So, I'm back again. Due to a lack of programming skills in AWK combined with a lack general of understanding for the analysis work we are doing combined with general laziness from "end users" I need some more assistance, and this is something that I do not know how to use/solve at all.
The script in question is the following:
#!/usr/bin/awk -f
BEGIN{t="/dev/tty";printf "Enter number of molecules to average: ">t;getline<t;inp_num=$1}
NR==1{out1="hb_%_occ_"FILENAME;out2="summary_"FILENAME}
{gsub (/\(+|\)/," ")}
NF>=15{
tott+=$15;++denom;tothb+=$10
printf "%10.2f %10.1f\n",$10,$15>out1
}
END{
close(out1);avglt=tott/denom
while((getline<out1)>0)tottsq+=(($2-avglt)^2)
avocc=tothb/inp_num
sd_lt=sqrt(tottsq/(denom-1))
semlt=(tottsq/(denom-1))/(sqrt(denom))
printf " Summary data for hbond analysis\n\n">out2
printf " Sum of Occupancy: %10.2f\n",tothb>out2
printf " Average Occupancy: %10.2f\n\n",avocc>out2
printf " Sum of lifetimes: %10.2f\n",tott>out2
printf " Average lifetime: %10.2f\n",avglt>out2
printf " SD lifetime: %10.2f\n",sd_lt>out2
printf " SEM lifetime: %10.2f\n",semlt>out2
}
These were problems I was prepared to ignore, however, some people do not read the script message output, and therefore become very confused when one or both output files are missing!
If the analysis output which is feed to the AWK script contains no data points, only text, there is nothing to put into out1, and nothing gets calculated in out2,(bold black part of script) which I find completely normal. However, if one does not think about reading the output message error, this seems to cause tremendous problems. This means that if there are no data points, I would need a modifications that would probably look like:
if denom=0 (technically NR==0) in out1, or if NR<=14 in input, then print NO DATA POINTS IN INPUT - NO HYDROGEN BONDS DETECTED!!!!!!!!
So that people notices this error. Either print it directly in terminal, however, I strongly doubt that anyone will notice this either, so preferably in both output files.
If there is only one (1) datapoint, (one hydrogen bond detected) with occupancy and lifetime printed to out1, one cannot treat these single values statistically, which means that I get two numbers in out1, as it should be! BUT, since there is no way to calculate standard error or standard deviation on single point, there is an error and not out2 is produced. This would have to be fixed (for the red bold part of the script) with something like:
if denom = 1 (which technically is NR==1) in out1 (less than NR==13 in input), then skip SD, SEM,
For me, I think this would be enough, but most likely it would also have to print something like "no calculation possible, single data point" for SD and SEM in out2. Otherwise my guess is that I'll be back here begging for help 30 minutes after the first "user" tries to apply the script to a poor interaction analysis output file.
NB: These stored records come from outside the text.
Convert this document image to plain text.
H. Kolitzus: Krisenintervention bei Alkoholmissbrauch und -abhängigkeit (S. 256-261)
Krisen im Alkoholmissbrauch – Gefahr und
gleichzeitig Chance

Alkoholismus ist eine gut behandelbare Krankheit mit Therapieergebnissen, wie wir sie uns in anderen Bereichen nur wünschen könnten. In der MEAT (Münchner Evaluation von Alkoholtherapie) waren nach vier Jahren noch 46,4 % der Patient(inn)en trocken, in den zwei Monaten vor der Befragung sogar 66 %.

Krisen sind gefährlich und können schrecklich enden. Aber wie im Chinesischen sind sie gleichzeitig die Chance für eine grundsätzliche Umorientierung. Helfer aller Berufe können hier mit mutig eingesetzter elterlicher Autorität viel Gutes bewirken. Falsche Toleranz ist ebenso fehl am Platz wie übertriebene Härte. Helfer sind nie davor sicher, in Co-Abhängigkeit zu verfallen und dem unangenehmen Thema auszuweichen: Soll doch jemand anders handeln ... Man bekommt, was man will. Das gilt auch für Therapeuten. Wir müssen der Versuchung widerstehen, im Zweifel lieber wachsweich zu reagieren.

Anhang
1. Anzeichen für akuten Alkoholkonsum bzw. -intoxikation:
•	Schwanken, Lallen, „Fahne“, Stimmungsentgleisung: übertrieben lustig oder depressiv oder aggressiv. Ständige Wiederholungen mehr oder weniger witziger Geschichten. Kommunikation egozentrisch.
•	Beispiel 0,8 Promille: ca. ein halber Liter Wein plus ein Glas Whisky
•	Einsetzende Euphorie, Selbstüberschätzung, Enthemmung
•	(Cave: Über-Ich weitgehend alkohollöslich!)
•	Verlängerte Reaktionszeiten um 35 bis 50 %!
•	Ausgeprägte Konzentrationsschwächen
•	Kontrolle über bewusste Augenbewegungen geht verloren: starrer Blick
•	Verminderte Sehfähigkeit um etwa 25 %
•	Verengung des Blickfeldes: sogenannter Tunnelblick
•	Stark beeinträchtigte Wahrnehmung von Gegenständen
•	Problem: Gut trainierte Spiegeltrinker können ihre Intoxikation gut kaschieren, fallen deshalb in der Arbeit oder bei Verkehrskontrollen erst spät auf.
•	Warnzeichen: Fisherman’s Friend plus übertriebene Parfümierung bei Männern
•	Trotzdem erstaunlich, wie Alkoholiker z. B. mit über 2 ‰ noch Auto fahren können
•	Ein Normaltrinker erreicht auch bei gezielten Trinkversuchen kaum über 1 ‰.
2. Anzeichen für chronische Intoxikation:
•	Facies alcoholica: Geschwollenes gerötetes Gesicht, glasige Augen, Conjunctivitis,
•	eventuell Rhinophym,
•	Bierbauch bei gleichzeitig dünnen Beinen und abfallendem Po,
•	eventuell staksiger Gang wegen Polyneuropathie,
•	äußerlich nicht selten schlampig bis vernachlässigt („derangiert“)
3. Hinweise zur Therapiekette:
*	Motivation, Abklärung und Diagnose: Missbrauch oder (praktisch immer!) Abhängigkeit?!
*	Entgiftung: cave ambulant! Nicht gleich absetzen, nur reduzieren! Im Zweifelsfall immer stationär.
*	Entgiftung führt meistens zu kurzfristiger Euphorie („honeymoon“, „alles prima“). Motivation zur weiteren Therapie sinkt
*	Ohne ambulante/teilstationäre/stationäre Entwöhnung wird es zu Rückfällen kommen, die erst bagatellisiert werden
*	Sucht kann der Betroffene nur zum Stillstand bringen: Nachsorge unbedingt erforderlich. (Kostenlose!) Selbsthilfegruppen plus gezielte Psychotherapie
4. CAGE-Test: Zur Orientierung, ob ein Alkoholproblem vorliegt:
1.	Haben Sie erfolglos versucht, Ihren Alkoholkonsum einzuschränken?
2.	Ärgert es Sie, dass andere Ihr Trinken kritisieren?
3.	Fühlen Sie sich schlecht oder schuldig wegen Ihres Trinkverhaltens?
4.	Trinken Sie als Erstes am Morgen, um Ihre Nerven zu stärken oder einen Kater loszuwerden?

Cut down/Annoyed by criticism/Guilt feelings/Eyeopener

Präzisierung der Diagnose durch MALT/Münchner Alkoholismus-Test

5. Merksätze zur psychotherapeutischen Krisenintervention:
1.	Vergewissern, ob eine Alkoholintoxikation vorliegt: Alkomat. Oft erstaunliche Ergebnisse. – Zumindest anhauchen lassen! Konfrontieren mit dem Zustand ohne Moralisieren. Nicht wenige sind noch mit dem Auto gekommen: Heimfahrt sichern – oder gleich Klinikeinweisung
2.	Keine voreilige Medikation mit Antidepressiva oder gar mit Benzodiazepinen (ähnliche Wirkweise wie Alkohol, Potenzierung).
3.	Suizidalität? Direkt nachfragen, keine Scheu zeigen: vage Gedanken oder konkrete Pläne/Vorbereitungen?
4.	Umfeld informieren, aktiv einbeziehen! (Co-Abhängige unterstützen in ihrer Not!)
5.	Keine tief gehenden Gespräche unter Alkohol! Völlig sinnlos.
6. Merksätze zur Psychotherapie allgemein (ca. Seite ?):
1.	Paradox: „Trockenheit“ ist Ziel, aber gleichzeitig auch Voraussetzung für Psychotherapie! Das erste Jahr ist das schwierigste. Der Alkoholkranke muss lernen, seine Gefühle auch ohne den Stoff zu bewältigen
I have no prior knowledge of IF THEN ELSE usage, so I cannot solve this on my own, do not even know where to begin so all help as enormously appreciated.
My apologies if I come off as crude, but I've just spent the last 30 minutes trying to explain why you cannot calculate SD and SEM for a single datapoint and therefore why you do not get a file output.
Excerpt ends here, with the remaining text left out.